Maintenant, quand il est en concurrence pour l’eau du Nil, Le Caire doit faire face à plusieurs gouvernements et des intérêts commerciaux qui ne font pas partie de l’accord de 1959. En outre, l’Éthiopie, qui n’a jamais aimé cet accord, a annoncé des plans pour construire un énorme barrage hydroélectrique sur son bras du Nil, qui réduirait encore plus le débit de l’eau vers l’Egypte.

Le potentiel pour augmenter la productivité des terres est réduit parce que les rendements de blé de l’Egypte sont déjà parmi les plus élevés du monde. Avec une population de 81 millions d’habitants, qui devrait atteindre 101 millions en 2025, trouver suffisamment de nourriture et d’eau devient un défi conséquent.

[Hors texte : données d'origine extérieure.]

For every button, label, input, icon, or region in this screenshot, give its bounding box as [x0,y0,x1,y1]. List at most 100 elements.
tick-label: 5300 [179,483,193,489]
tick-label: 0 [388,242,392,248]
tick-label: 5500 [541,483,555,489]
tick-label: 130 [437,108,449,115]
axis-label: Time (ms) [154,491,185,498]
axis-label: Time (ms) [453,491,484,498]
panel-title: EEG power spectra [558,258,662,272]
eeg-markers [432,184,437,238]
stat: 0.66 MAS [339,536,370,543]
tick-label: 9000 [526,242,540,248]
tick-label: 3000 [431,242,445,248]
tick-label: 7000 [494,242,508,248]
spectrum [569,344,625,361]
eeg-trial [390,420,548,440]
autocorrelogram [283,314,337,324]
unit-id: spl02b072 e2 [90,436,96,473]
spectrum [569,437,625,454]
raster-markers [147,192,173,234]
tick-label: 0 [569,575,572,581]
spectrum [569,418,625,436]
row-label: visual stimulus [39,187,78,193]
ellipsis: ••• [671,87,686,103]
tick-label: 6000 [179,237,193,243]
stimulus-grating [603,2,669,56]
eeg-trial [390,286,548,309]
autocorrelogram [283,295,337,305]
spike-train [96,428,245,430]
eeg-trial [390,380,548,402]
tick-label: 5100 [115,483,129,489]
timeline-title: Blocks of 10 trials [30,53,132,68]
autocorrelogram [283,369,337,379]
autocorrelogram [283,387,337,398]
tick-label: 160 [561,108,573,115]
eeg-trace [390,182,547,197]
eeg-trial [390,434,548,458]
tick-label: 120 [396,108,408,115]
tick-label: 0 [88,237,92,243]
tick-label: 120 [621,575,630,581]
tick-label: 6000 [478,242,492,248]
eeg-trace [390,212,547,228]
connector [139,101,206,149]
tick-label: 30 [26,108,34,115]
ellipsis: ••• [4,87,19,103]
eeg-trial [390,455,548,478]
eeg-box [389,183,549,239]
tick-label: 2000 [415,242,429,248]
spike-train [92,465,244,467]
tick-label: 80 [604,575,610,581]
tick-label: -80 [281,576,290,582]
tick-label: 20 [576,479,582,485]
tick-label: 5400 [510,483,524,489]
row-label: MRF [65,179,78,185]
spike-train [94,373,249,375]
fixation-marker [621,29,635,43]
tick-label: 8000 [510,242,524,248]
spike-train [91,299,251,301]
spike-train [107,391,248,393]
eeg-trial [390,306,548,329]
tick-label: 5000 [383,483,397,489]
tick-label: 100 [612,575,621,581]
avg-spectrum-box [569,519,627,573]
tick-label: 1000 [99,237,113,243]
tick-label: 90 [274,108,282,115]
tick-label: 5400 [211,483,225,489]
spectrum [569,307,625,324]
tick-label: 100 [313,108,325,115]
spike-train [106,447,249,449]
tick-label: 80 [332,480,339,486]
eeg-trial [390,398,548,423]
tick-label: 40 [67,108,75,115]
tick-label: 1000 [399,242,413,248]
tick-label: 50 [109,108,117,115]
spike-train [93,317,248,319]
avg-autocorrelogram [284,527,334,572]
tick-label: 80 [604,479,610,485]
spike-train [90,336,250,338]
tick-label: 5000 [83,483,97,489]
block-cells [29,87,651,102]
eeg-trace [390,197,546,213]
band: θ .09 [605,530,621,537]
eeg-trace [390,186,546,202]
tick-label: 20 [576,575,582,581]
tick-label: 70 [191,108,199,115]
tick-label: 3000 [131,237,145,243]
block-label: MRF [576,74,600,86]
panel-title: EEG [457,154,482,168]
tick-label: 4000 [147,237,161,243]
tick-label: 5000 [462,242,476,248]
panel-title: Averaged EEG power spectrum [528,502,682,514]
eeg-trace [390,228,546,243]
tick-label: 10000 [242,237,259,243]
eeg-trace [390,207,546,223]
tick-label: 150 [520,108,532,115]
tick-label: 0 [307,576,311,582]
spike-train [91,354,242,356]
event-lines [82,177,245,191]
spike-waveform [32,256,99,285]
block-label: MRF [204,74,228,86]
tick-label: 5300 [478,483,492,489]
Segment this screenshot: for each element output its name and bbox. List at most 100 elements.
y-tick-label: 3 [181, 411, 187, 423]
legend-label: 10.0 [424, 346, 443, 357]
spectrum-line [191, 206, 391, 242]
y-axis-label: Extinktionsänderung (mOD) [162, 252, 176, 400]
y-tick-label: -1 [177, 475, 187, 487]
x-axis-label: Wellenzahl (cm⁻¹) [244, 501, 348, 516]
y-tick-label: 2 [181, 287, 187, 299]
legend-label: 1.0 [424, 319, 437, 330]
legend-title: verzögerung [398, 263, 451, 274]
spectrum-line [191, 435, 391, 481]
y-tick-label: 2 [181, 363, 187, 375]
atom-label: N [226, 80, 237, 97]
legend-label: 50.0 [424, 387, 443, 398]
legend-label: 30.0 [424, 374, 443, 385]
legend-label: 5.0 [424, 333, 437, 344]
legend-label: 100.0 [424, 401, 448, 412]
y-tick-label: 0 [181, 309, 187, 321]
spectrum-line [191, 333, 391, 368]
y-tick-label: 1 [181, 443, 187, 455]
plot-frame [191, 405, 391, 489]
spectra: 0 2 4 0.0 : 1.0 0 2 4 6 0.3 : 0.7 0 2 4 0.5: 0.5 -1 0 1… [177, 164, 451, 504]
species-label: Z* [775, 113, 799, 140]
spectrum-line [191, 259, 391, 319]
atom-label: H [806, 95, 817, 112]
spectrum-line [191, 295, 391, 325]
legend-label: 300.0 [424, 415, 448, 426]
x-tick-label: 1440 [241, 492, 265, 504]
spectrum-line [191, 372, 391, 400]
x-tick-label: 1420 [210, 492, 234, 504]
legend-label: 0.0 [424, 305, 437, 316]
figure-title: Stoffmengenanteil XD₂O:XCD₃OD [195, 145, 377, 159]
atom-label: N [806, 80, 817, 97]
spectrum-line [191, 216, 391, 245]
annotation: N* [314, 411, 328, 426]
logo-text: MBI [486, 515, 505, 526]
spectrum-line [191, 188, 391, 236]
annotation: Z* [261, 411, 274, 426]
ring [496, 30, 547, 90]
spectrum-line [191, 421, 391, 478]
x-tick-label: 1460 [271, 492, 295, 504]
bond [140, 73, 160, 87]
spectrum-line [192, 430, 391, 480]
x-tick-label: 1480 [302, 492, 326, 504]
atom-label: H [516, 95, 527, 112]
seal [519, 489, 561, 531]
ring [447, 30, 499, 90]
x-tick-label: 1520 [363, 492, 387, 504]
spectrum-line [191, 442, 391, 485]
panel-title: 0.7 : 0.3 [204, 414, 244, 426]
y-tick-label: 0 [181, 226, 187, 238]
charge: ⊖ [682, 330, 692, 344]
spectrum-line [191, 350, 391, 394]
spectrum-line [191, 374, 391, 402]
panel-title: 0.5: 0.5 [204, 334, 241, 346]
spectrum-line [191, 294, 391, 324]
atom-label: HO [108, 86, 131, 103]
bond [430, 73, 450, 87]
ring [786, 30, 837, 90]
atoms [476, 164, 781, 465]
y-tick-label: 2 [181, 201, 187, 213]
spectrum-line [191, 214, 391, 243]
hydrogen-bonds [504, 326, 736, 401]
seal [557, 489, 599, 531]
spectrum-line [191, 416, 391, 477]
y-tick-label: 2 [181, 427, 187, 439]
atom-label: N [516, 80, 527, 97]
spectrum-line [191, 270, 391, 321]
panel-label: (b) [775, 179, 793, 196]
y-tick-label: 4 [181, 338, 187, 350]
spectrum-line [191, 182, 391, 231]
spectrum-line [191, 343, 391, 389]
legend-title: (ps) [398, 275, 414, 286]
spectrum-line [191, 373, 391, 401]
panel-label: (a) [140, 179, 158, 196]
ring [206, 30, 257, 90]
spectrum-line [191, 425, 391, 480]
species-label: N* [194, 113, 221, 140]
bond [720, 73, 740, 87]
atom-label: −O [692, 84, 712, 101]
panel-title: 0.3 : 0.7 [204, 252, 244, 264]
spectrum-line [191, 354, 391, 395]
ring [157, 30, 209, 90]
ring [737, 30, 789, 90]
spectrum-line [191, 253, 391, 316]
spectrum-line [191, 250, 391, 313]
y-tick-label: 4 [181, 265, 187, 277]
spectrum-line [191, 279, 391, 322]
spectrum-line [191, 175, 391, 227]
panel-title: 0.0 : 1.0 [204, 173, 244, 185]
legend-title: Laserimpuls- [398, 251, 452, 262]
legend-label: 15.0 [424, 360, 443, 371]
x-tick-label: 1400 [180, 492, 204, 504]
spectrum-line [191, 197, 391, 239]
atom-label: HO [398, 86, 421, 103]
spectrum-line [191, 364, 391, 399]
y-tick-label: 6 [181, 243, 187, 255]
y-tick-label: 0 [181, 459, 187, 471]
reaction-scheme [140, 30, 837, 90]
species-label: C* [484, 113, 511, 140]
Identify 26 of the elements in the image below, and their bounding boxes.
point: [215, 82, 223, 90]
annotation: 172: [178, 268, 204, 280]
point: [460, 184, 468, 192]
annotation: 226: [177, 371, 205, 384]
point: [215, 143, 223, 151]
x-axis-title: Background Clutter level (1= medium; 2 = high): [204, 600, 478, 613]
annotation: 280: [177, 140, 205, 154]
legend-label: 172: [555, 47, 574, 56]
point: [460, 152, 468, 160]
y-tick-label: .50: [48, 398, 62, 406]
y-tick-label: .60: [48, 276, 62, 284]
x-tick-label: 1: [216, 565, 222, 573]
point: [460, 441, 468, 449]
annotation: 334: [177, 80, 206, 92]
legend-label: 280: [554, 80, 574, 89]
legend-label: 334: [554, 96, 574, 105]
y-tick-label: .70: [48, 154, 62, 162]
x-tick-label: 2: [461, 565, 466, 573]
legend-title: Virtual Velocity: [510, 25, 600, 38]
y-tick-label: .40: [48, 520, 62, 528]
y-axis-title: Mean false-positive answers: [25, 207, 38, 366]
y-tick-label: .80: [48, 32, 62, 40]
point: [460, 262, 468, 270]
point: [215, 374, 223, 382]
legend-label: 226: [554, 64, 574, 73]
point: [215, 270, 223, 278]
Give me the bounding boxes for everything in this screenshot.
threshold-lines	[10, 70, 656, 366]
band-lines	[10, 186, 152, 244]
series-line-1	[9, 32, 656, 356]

La situation désespérée de l’Egypte pourrait faire partie d’un scénario plus grand, plus inquiétant. Ses voisins en amont du Nil (le Soudan, avec 44 millions de personnes, et l’Ethiopie, avec 83 millions), grandissent encore plus rapidement, augmentant le besoin d’eau pour produire de la nourriture. Les projections des Nations Unies montrent que la population combinée de ces trois pays de 208 millions aujourd’hui, augmenterait à 272 millions en 2025 et 360 millions d’ici 2050.

La demande croissante en eau, alimentée par la croissance de la population et les acquisitions étrangères de terre (et d’eau), mettent à rude épreuve les limites naturelles du Nil. Eviter des conflits dangereux sur l’eau implique trois initiatives à l’échelle du bassin. La première est pour les gouvernements : contrer de front la menace démographique en faisant en sorte que toutes les femmes aient accès aux services de planification familiale et en éduquant les filles dans toute la région. La seconde consiste à adopter des technologies d’irrigation plus efficaces en eau et de passer à des cultures moins intensives en eau.

Enfin, pour l’amour de la paix et la future coopération au développement, les nations du bassin du Nil doivent se réunir pour interdire l’accaparement des terres par les gouvernements étrangers et les entreprises agro-industrielles. Comme il n’existe pas de précédent, l’aide internationale dans la négociation d’une telle interdiction, semblable à la Banque mondiale facilitant le Traité des eaux de l’Indus en 1960, entre l’Inde et le Pakistan, sera probablement nécessaire pour en faire une réalité.

Aucune de ces initiatives ne sera facile à mettre en œuvre, mais toutes sont indispensables. Sans elles, la hausse des prix du pain pourrait porter atteinte à la révolution d’espoir en Egypte et la concurrence pour l’eau du Nil pourrait s’avérer mortelle.